26th July 2011 in Advice

This information was correct at the time of publishing. It may not reflect our current practices, prices or regulations.

Women need to be told about the risks they face in putting off having children, according to a recent article in academic journal The Obstetrician & Gynaecologist.

The published paper warned about the risks women face in delaying having children, urging that ‘increasing public awareness of reproductive ageing must be the priority’.

There’s no doubt that childbearing ages are becoming older as women put off having children due to lifestyle or work, but as the article confirmed, the results of these choices are that more women are suffering from age-related infertility, and higher-risk pregnancies and complications when they do conceive through assisted conception such as IVF.

What’s important to remember is that although IVF does help many older women become mothers, it is not  a fail-safe guarantee. IVF and other techniques are more successful in younger women than older women – and so you should never assume that infertility treatment will allow you to have children whenever you wish.
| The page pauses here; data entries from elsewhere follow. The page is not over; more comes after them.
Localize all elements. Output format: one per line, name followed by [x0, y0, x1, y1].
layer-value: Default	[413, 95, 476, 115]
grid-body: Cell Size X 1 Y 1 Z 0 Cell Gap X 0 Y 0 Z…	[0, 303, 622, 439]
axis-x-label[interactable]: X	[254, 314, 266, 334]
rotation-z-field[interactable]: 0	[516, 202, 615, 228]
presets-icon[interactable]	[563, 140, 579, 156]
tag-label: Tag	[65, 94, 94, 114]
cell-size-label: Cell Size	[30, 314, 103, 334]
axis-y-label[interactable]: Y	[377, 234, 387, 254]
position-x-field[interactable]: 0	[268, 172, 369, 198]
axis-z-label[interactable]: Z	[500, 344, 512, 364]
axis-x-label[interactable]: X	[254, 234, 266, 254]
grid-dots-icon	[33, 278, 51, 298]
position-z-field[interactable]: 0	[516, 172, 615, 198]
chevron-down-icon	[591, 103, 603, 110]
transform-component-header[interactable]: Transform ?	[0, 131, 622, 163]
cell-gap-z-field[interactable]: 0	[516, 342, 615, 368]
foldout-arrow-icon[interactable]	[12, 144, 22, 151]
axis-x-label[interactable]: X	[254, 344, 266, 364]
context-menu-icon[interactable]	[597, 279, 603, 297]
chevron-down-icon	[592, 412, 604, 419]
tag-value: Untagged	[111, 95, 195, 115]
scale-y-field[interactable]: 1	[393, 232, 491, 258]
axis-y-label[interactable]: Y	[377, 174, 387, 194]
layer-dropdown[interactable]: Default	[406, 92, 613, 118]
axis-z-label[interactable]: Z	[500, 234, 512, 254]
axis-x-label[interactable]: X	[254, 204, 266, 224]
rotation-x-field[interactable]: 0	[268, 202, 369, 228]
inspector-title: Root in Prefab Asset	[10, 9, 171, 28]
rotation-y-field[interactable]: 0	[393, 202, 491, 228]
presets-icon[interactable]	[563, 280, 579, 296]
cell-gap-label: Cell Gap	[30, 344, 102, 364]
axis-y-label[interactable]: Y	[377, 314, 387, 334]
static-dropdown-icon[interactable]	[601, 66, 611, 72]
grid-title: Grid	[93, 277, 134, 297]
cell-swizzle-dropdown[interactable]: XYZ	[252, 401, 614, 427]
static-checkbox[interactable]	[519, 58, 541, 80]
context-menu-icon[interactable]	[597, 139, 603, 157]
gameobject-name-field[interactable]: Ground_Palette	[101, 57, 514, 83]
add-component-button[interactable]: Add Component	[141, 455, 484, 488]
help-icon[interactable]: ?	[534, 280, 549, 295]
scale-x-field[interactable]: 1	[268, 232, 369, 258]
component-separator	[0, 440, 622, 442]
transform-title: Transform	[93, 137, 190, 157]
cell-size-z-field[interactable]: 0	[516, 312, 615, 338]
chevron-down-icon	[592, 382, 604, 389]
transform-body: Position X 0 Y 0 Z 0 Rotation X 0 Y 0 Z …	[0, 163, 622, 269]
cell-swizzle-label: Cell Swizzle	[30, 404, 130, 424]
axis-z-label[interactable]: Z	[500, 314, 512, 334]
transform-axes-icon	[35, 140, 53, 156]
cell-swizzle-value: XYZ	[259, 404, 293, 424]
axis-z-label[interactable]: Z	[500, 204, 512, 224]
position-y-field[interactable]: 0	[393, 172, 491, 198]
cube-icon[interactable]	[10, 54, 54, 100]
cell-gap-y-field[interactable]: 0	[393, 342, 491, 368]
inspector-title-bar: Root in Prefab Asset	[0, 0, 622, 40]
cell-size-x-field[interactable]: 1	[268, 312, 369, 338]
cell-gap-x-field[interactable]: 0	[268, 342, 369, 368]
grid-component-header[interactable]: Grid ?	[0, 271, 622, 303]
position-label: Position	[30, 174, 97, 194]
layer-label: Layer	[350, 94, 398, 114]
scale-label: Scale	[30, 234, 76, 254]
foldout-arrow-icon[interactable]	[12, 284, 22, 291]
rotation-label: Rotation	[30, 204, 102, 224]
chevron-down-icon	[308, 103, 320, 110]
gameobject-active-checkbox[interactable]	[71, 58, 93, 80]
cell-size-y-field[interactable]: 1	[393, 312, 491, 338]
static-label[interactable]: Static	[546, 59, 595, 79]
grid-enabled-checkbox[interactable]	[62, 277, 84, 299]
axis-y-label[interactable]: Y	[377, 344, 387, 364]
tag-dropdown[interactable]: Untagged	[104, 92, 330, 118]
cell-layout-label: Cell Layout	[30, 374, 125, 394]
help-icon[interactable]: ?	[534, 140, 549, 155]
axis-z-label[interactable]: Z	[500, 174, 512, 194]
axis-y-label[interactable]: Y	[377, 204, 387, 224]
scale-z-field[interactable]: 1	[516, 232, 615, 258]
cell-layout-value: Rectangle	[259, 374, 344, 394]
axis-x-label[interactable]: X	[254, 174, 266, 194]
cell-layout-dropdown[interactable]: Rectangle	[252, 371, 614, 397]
If you’re not ready for children, but do want to have a family in the future, you can find out how fertile you are through our new Mini Fertility MOT. It’s a series of simple tests, including ovarian reserve tests, which will give you an idea of how long you can delay having a family and if you have any problems which could mean you will need infertility treatment in future.

As unfortunately, many women only find out they have fertility problems once they start trying to conceive.

You can also decide to freeze your eggs now, so you can use them in future to have children as and when you’re ready. We’re seeing more women taking this option as it allows them to continue their careers without worrying about their fertility declining. Pregnancy from frozen eggs depends on a number of factors, including patient age at the time of freezing, how many eggs are retrieved, how many survive the freeze-thaw process and the quality of the eggs.

However, as the paper rightly states, if you do wait until you’re older to have children, whether through natural conception or IVF, you will still face increased health risks for both yourself and your child. So it’s important to carefully consider this when making any decisions about when to start a family.